- Stylistic origins: Soca; calypso;
- Cultural origins: 1970s, Trinidad and Tobago

Other topics
- Music of Trinidad and Tobago

= Rapso =

Trinidadian genre of music

Rapso is a form of Trinidadian music that grew out of the social unrest of the 1970s. Black Power and unions grew in the 1970s, and rapso grew along with them. The first recording was "Blow 'Way" by Lancelot Layne in 1970. Six years later, Cheryl Byron (founder of the New York City based Something Positive Dance Company) was scorned when she sang rapso at a calypso tent. She is now called the "Mother of Rapso".

It has been described as "de power of de word in the riddim of de word". Though often described as a fusion of native soca and calypso with American hip hop, rapso is uniquely Trinidadian.

==History==

Rapso music is itself an evolution of the chantwell or griot tradition of African music in the diaspora. It is called "the poetry of Calypso" and "de power of de word in the riddim of de word". Rapso is the poetic "rap" form of Trinbagonian music—the next evolutionary step of Calypso and Soca music. It also has origins in the oral tradition elements of the performances of traditional masquerade characters in Trinidad Carnival.

Traditional masquerade characters, such as the Midnight Robber, Pierrot Grenade, and the chantuelle, each have particular forms of poetic and musical speeches that echoed ancient African masking and poetic traditions. Rapso borrowed many of the rhythmic and performance elements of these forms.

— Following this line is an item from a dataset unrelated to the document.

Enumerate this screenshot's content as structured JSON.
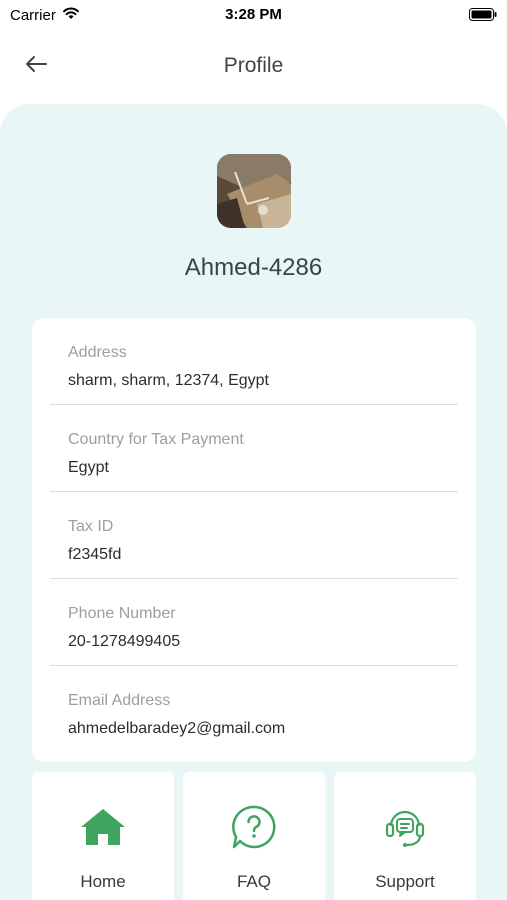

The first wave of rapso music occurred with the invention of rapso by its pioneer Lancelot Layne in the late 1960s. The second wave occurred in the late 1970s with Cheryl Byron who was the first woman to perform poetry in calypso tents, and mushroomed in the early '80s with the work of Brother Resistance and the Network Rhythm Band, alongside other artists such as Brother Cetewayo and Brother Book. This wave mainstreamed rapso music in Trinidad and Tobago and World Music.

The third wave of rapso occurred with the advent of young groups including Kindred, Homefront and Boyz 'N The Road in the early 1990s. They were part of a musical movement entitled the "Kiskadee Karavan" that was led by businessman Robert Amar, who invested his money in the unleashing of the young musical genius of Trinidad and Tobago. The Karavan revolutionised Trinidad’s music by taking "traditional" forms such as the rapso and giving it modern production and promotional methods to take the music to stadiums in the native Trinidad and Tobago. This opportunity uncovered many talents on the ground, and created a series of anthemic musical singles. The song "This Trini Could Flow" by super-group Kindred took rapso into the 21st century and firmly entrenched the music as a form comparable to hip-hop and dancehall.

Modern Rapso music can be described today as the Trinbagonian equivalent of what is known as American rap music as groups like Boyz 'N The Road and Khay (from Boyz 'N The Road) produce and chant to beats and rhythms more heavily influenced by the modern American hip-hop music culture fused with R&B and Jazz, as opposed to the traditional or "Roots" rapso (with calypso and soca music). Nonetheless, traditional rapso continues to live on as super-group Kindred and 3 Canal maintain the balance with the calypso and soca music influences.

==Calypso influence on rap==
The basic elements of hip-hop—boasting raps, rival posses, uptown throwdowns, and political commentary—were all present in Trinidadian music as long ago as the 1800s, though they did not reach the form of commercial recordings until the 1920s and 1930s. Calypso—like other forms of music—continued to evolve through the 1950s and 1960s. When rock steady and reggae bands looked to make their music a form of national and even international black resistance, they took calypso's example. Calypso itself, like Jamaican music, moved back and forth between the predominance of boasting and toasting songs packed with 'slackness' and sexual innuendo and a more topical, political, 'conscious' style.

==Terminology==
The term rapso was not invented until 1980, when the revolutionary Network Riddim Band with its two chantwells Brother Resistance and Brother Shortman released Busting Out. Initially dominated by the children of the Black Power movement, changes came in the 1990s with the younger artistes adopting the art form, most significantly the bands Kindred, Homefront, 3 Canal and Ataklan.